O velho voltou-se, de súbito, para este, perguntando-lhe:
- Tem ido ao mosteiro o hóspede de Alvapenha?
- Esteve lá ontem.
- É amigo das crianças?
- Parece-o.
- Conta muitas histórias às senhoras?
- Entretém-nas bastante.
- E ao... e a teu pai? Ouve-o com atenção?
- Conversaram muito toda a noite.
O ervanário parecia ligar grande valor a estas perguntas, porque, a cada resposta obtida, abanava pausadamente a cabeça com certo ar meditativo.

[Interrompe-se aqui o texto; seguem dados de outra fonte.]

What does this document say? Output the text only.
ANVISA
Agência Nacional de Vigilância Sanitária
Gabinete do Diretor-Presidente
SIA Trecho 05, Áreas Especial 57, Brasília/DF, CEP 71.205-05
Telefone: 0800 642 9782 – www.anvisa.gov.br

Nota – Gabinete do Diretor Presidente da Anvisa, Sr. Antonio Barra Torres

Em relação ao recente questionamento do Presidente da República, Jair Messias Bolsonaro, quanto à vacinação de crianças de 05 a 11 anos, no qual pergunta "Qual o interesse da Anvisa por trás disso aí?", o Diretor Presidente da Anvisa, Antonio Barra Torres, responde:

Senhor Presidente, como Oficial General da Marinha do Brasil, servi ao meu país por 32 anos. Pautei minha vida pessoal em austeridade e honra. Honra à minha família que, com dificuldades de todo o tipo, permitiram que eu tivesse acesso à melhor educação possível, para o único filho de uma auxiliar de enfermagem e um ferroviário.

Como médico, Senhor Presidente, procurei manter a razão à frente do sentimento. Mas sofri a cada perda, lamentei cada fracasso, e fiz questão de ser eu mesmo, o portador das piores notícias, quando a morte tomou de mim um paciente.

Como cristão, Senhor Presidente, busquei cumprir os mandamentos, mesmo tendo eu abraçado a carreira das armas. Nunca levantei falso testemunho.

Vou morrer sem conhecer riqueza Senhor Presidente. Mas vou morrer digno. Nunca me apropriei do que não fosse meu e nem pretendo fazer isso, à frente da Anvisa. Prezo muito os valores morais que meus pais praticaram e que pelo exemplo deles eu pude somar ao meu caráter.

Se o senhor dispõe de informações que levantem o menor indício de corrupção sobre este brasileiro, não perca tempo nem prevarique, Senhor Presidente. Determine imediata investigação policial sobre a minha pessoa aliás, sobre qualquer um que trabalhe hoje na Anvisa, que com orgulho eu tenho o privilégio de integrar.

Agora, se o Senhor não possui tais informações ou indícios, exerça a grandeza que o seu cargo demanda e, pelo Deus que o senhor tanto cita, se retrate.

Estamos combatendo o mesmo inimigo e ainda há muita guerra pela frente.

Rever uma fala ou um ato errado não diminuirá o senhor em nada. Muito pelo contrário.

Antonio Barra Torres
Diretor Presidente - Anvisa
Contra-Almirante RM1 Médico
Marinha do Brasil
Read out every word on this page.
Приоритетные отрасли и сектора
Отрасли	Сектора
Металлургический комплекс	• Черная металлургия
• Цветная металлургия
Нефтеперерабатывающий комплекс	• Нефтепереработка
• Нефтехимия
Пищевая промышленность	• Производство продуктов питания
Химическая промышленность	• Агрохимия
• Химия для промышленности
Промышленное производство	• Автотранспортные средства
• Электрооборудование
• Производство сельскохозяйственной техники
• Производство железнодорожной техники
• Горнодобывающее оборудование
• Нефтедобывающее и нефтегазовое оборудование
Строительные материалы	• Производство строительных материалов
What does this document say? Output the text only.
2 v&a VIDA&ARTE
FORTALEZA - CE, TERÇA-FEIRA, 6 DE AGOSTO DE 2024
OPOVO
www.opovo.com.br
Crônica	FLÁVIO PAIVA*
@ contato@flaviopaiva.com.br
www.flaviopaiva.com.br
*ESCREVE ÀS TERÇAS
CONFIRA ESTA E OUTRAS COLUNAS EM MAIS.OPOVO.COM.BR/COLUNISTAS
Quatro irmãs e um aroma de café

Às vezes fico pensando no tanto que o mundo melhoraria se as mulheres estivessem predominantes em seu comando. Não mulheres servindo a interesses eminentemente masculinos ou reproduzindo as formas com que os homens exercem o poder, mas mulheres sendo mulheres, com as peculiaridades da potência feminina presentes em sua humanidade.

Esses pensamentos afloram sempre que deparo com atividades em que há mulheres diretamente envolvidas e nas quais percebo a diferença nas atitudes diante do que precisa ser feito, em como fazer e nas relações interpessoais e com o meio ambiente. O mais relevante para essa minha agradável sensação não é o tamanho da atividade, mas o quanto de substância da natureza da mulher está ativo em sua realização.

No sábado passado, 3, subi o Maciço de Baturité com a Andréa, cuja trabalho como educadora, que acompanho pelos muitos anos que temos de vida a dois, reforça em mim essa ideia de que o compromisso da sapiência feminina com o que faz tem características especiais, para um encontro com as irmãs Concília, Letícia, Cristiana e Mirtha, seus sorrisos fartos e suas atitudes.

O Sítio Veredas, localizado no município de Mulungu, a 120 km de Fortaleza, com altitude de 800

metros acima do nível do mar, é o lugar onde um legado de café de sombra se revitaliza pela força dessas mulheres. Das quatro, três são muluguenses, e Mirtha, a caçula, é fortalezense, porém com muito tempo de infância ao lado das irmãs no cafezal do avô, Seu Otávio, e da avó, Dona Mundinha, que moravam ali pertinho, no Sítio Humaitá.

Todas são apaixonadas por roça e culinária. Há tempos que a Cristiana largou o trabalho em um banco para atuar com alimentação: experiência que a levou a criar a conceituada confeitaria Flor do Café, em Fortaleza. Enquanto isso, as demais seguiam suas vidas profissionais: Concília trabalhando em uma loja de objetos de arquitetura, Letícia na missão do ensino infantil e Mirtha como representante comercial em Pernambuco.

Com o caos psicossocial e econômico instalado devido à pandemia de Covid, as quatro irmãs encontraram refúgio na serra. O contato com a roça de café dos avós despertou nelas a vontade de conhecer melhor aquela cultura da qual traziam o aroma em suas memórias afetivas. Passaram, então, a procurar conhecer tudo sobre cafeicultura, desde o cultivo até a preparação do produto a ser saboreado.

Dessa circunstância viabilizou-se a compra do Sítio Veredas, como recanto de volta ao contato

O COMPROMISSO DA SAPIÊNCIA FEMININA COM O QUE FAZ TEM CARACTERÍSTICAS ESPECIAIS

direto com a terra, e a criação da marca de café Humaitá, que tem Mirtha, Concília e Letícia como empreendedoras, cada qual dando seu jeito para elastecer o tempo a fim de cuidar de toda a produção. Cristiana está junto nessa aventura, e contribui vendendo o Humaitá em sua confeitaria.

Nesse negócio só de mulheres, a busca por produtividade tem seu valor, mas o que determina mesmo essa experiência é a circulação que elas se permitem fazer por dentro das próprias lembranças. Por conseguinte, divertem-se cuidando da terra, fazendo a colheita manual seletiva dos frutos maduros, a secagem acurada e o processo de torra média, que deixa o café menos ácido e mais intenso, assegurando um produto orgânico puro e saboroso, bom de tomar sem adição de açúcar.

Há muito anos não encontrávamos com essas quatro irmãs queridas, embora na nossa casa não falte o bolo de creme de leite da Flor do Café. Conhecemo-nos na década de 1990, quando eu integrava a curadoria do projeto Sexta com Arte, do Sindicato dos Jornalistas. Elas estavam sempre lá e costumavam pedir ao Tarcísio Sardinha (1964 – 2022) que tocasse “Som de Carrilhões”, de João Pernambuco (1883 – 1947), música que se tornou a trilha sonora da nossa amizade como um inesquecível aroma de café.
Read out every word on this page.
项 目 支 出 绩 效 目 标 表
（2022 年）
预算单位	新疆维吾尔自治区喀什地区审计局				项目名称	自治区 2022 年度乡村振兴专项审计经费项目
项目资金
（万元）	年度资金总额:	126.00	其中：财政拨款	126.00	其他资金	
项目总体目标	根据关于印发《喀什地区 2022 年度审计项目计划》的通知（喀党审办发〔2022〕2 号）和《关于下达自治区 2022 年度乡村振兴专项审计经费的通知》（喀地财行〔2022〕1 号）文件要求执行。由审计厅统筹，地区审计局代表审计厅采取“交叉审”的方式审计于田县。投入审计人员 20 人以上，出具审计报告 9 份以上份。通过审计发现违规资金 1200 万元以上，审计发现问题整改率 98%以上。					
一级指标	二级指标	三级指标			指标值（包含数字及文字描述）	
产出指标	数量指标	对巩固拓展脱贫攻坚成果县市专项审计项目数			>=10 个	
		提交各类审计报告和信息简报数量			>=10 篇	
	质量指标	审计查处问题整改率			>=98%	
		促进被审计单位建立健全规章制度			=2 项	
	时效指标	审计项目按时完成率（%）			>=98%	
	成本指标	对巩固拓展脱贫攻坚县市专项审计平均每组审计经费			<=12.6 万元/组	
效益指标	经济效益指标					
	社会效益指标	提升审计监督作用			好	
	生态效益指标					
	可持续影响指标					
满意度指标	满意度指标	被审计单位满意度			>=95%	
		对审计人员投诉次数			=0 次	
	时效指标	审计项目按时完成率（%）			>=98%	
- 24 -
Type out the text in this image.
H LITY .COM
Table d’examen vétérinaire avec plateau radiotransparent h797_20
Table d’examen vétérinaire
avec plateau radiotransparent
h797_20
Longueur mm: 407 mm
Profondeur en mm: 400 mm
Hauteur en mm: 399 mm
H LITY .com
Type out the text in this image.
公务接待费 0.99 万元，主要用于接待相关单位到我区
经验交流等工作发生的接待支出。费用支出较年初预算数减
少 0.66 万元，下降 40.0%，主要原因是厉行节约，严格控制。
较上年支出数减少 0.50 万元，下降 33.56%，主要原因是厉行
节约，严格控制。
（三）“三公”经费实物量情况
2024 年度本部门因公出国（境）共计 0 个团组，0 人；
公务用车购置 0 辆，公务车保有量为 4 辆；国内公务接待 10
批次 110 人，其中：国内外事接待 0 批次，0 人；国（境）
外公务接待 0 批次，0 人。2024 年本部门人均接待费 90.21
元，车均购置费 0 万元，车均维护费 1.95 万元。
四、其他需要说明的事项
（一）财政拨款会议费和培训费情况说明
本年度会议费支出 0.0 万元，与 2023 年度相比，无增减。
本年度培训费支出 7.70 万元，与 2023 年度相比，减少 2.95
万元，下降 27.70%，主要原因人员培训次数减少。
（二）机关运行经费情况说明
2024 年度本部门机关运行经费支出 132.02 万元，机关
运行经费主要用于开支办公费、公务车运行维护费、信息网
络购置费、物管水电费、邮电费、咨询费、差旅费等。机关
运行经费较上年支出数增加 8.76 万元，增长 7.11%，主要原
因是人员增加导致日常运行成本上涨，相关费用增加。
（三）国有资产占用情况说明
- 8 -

Augusto relanceava também para a fronte, meio contraída, do velho um olhar entre curioso e tímido.
O ervanário prosseguiu:
- Enfim... A desconfiança é um achaque de velhice, e nem sempre os mais felizes são os mais acautelados. Deus que vele, se os bons Lhe merecem ainda a graça da Sua protecção.
- O Tio Vicente desconfia do primo Henrique? - perguntou Ângelo, rindo.
- Primo?! - repetiu o velho, admirado.
- Primo lhe chamamos nós, porque a tia Vitória teima que, sendo ele sobrinho da tia Doroteia, é nosso primo também.
- Ah? Já aí vamos? E Lena?...
- Lena, Criste, todos lhe chamam por lá assim.
O ervanário pôs-se a murmurar algumas palavras ininteligíveis, terminando por estas:
- E, como no Egipto, é o vento sul que traz a praga dos gafanhotos.
Mas Deus que vele, Deus que vele. E eu não me demoro mais, que vou ainda daqui aos pardieiros de Cernuche.
- À caça dos sapos, Tio Vicente? - perguntou Ângelo, gracejando.
- Não, que não é agora o tempo - respondeu, sisudo, o velho.
- Dos sapos! Galante caça, na verdade! - continuou Ângelo no mesmo tom.
- Galante não será ela, pequeno - respondeu o velho - ; mas abençoada a chamarias se te torcesses no leito com as dores do carbúnculo, que não há remédio mais eficaz para o curar do que a pele destes animais seca ao ar livre.